22 mai 2012
Fédération Générale des Transports et de l'Equipement

Registre International Français

Transport maritime

Unité de vue et front commun intersyndical

Réunie, le 04 décembre 2006 à PARIS, L’intersyndicale nationale des marins et officiers de la marine marchande a fait le point suite à la déclaration du ministre  des transport et de la mer, Dominique Perben, préconisant, à l’occasion du baptême d’un navire de la CMA-CGM, de relancer le débat sur l’application des dispositions du registre RIF. Le ministre ayant envoyé un courrier en ce sens au Président du Conseil Supérieur de la Marine Marchande, les Représentants syndicaux présents à la réunion du CSMM du 18 octobre 2006, ont refusé d’en discuter, faisant déjà savoir que toute relance de négociation doit passer impérativement par une négociation avec l’Intersyndicale.
 
Tous les acteurs du milieu maritime doivent avoir bien présent à l’esprit que l’intersyndicale Nationale des Marins et Officiers est prête tant à entendre les propositions qui lui seraient faites qu’à organiser la réaction si une application pure et dure de ce registre se généralisait dans les entreprises maritimes.
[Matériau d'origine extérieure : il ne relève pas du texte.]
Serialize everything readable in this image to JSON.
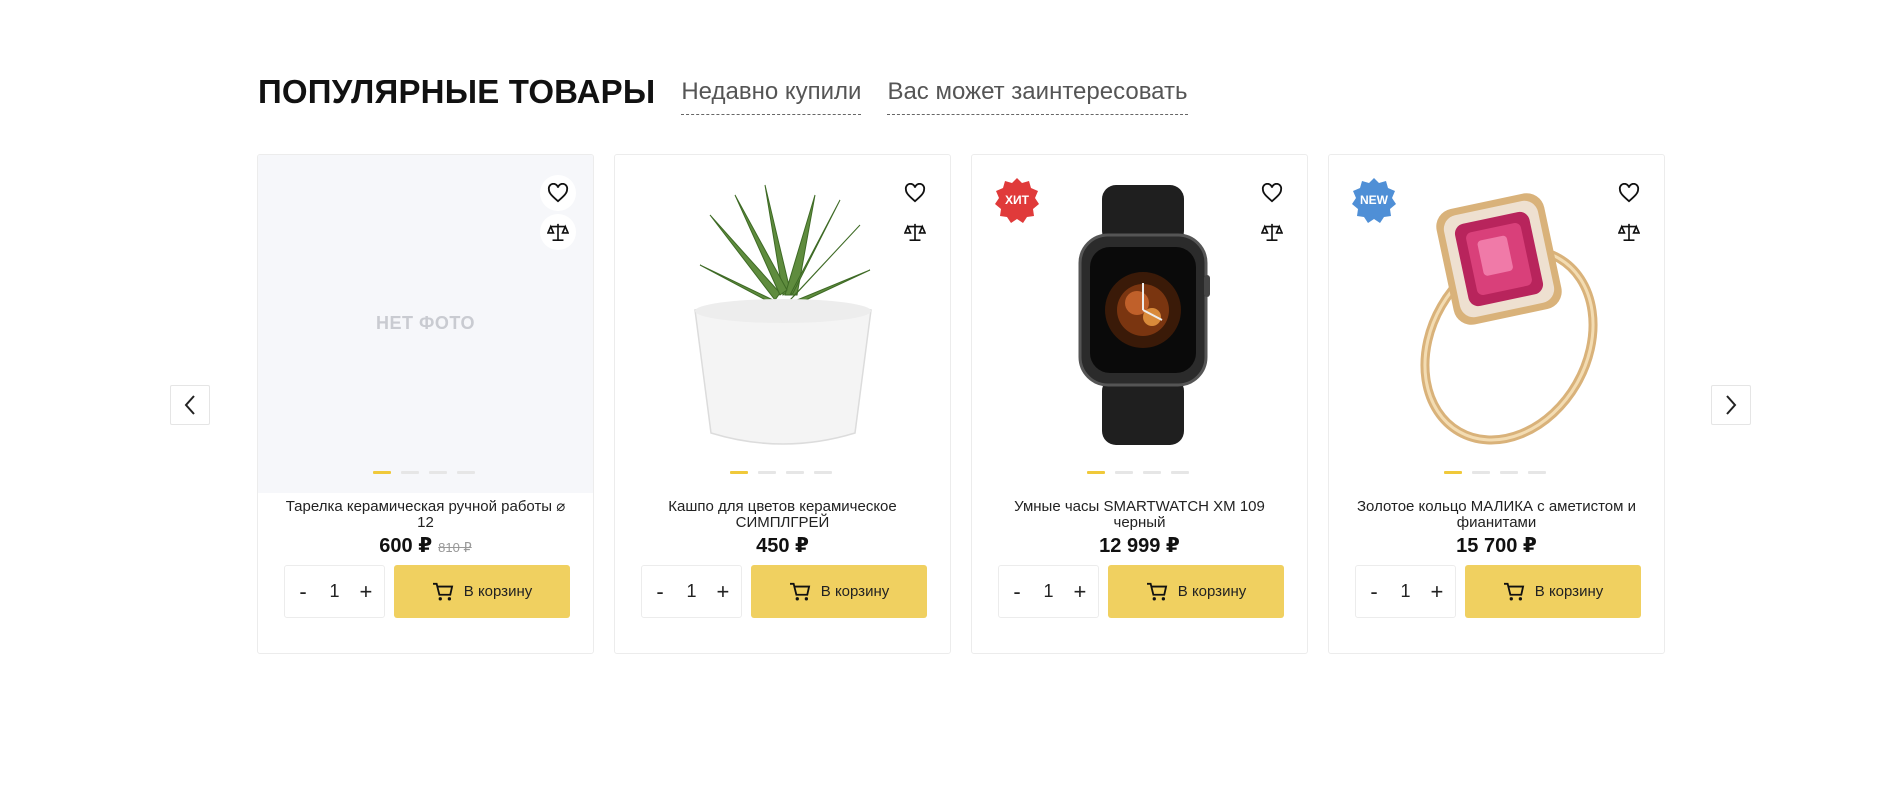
{
  "tabs": {
    "active": "ПОПУЛЯРНЫЕ ТОВАРЫ",
    "recent": "Недавно купили",
    "interest": "Вас может заинтересовать"
  },
  "colors": {
    "accent": "#f0d060",
    "badge_hit": "#e03a3a",
    "badge_new": "#4f8fd6"
  },
  "products": [
    {
      "title": "Тарелка керамическая ручной работы ⌀ 12",
      "price": "600 ₽",
      "old_price": "810 ₽",
      "no_photo": "НЕТ ФОТО",
      "qty": "1",
      "cart_label": "В корзину"
    },
    {
      "title": "Кашпо для цветов керамическое СИМПЛГРЕЙ",
      "price": "450 ₽",
      "qty": "1",
      "cart_label": "В корзину"
    },
    {
      "title": "Умные часы SMARTWATCH XM 109 черный",
      "price": "12 999 ₽",
      "badge": "ХИТ",
      "qty": "1",
      "cart_label": "В корзину"
    },
    {
      "title": "Золотое кольцо МАЛИКА с аметистом и фианитами",
      "price": "15 700 ₽",
      "badge": "NEW",
      "qty": "1",
      "cart_label": "В корзину"
    }
  ],
  "qty_controls": {
    "minus": "-",
    "plus": "+"
  }
}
Des mesures rectificatives doivent être mises en place par la négociation d’un accord de branche étendu qui devra définir les effectifs permanents des Marins et des Officiers, la politique de recrutement et de formation pour assurer la pérennisation de la filière maritime des Marins et Officiers français. Cet accord devra permettre une négociation entreprise par entreprise pour mettre en place des accords plus favorables. L’accord de branche étendu devra relancer l’une des conclusions des négociations tripartites, c'est-à-dire la garantie d’un pourcentage minimum de 35 % de navigants français par rapport à l’effectif normal d’exploitation et non pas par rapport à l’effectif de la fiche minimum de sécurité déposée aux Affaires maritimes. Cet accord devra également prendre en compte la négociation concernant les Marins extra communautaires (la seule référence inscrite dans le projet de loi pour ces derniers, étant que leur statut ne pourra être inférieur aux normes O.I.T. « normes minimales internationales ») sur la base minimum des grilles salariales de l’I.T.F. reconnues comme une référence négociée au niveau international. L’intersyndicale demande aussi qu’il n’y ait aucune remise en cause des aides à l’emploi et notamment pour les liaisons courtes (ferries, cargos mixtes).
 
L’intersyndicale rappelle qu’elle n’a pas été demanderesse de cette loi et qu’elle a accepté de participer aux réunions tripartites de conciliation en 2004 dans le but de limiter les dégâts et apporter des améliorations à cette loi de registre R.I.F. qui, pour elle, demeure et demeurera « un registre dégradé », adopté en avril 2005 sans tenir compte des remarques et suggestions de l’Intersyndicale.
 
Le RIF est un pavillon de complaisance et le restera tant que les exigences des personnels navigants ne seront pas satisfaites. La proposition du ministre a uniquement pour but d’obtenir la levée de mise sous pavillon de complaisance du RIF par l’I.T.F sans réelle et véritable préoccupation de la pérennisation de la filière maritime des navigants français.